“Other Desert Cities” is the riveting family drama currently playing at Arena Stage. The show takes place around the 2004 Christmas holiday in Palm Springs, California. Brooke, has returned to visit her family for the first time in years and to share with them the manuscript of her upcoming book. The book was her telling of a long-held family secret from her perspective, a story that was never talked about amongst the family. Her parents, Lymen and Polly, are Republican Hollywood stars from back in the day that were part of the Reagan’s inner circle and are doing everything they can to prevent Brooke from trudging up this family story and making it public once again. The cast is rounded out by Brooke’s younger brother Trip, who works in Hollywood producing some schlocky reality tv series, and Silda, Polly’s sister who is a recovering alcoholic. The main crux of the show is playing out the dynamics of the family relationships and the motivations of the various characters and the truth behind that family secret. What is Brooke’s motivation for deciding to re-tell this long dormant family secret? Why are her parents so insistent on keeping the secret quiet so many years later? There are so many more questions that revolve around the central plot point in this exceptional script, but to even reference them would perhaps hint at what is to come. And part of the enjoyment of the show is the revelation of the full story and the characters motivations.

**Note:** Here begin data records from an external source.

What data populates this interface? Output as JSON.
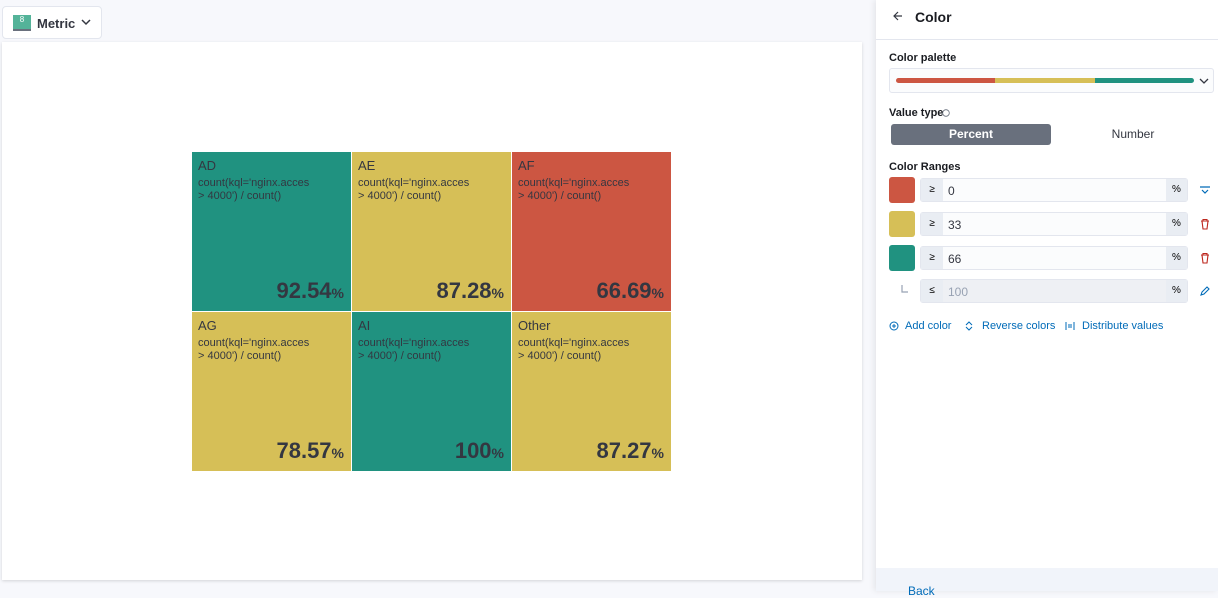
{
  "toolbar": {
    "icon_label": "8",
    "visualization": "Metric"
  },
  "metrics": [
    {
      "title": "AD",
      "subtitle_lines": [
        "count(kql='nginx.acces",
        "> 4000') / count()"
      ],
      "value": 92.54,
      "unit": "%",
      "color": "#209280"
    },
    {
      "title": "AE",
      "subtitle_lines": [
        "count(kql='nginx.acces",
        "> 4000') / count()"
      ],
      "value": 87.28,
      "unit": "%",
      "color": "#d6bf57"
    },
    {
      "title": "AF",
      "subtitle_lines": [
        "count(kql='nginx.acces",
        "> 4000') / count()"
      ],
      "value": 66.69,
      "unit": "%",
      "color": "#cc5642"
    },
    {
      "title": "AG",
      "subtitle_lines": [
        "count(kql='nginx.acces",
        "> 4000') / count()"
      ],
      "value": 78.57,
      "unit": "%",
      "color": "#d6bf57"
    },
    {
      "title": "AI",
      "subtitle_lines": [
        "count(kql='nginx.acces",
        "> 4000') / count()"
      ],
      "value": 100,
      "unit": "%",
      "color": "#209280"
    },
    {
      "title": "Other",
      "subtitle_lines": [
        "count(kql='nginx.acces",
        "> 4000') / count()"
      ],
      "value": 87.27,
      "unit": "%",
      "color": "#d6bf57"
    }
  ],
  "panel": {
    "title": "Color",
    "palette_label": "Color palette",
    "value_type_label": "Value type",
    "value_type_options": [
      "Percent",
      "Number"
    ],
    "color_ranges_label": "Color Ranges",
    "ranges": [
      {
        "operator": "≥",
        "value": 0,
        "unit": "%",
        "color": "#cc5642"
      },
      {
        "operator": "≥",
        "value": 33,
        "unit": "%",
        "color": "#d6bf57"
      },
      {
        "operator": "≥",
        "value": 66,
        "unit": "%",
        "color": "#209280"
      }
    ],
    "end": {
      "operator": "≤",
      "value": 100,
      "unit": "%"
    },
    "actions": [
      "Add color",
      "Reverse colors",
      "Distribute values"
    ],
    "footer": "Back"
  }
}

The other part of the enjoyment of the show was the performances by the cast, which was superb from top to bottom with special stand out performances by Helen Carey as Polly and Larry Bryggman as Lymen. Polly was everything you would expect from the domineering mother who was caught in a battle of wills with an equally bullheaded daughter. Lymen masterfully played the retired Hollywood actor who was looking for the peaceful holiday visit and wanted to placate everyone. Emily Donahoe played the depressive daughter Brooke who found light in writing the story of the family secret while seeking answers for questions she always had regarding her family and yet seemed more interested in herself than the effect the revelation of the story would have on those in her family. Scott Drummond, played Trip who was the conscious of the show and the character that seemed to stand in the place for the audience with his funny and yet measured responses to both his sister and his parents. His willingness to be completely upfront with his sister about the positives and negatives about her book generally hit the right tone with only becoming a bit heavy handed at the tail-end of the play. Lastly, was Martha Hackett, as Silda the recovering alcoholic sister of Polly who was more resentful to her sister than appreciative of the assistance she was given during her recovery. The actors interaction with each other, beyond the central plot points made for a truly entertaining performance.
If I was going to be a bit nitpicky about the production and the script I would point to what is essentially an epilogue that takes place approximately 6 years later. In some respects it resolves some of the ambiguity left at the close of that Christmas holiday, but opened other areas of ambiguity regarding the content of Brooke’s book. I don’t mind ambiguity at the end of a show, it raises interesting conversations after the fact. But this epilogue left the people I saw the show with, including myself, with basically the same question I had at the end of the second act. What was in Brooke’s book? It seemed rather unnecessary other than resolving a recurring plot point in the show about the publication date of the book. Lastly, while the show generally handled the production in the round very effectively, with an excellent set design, everyone I saw the show with agreed that the character Brooke seemed to have her back to us more often than other characters. Obviously when something is produced in the round that is going to happen and I can’t say avoid specific seating, because those sitting in other spots in the theatre could have had similar responses regarding other characters. In any event, it wasn’t truly problematic either, just something we all indpendently noted while sitting on the North Side. This should not scare anyone away from this superb show.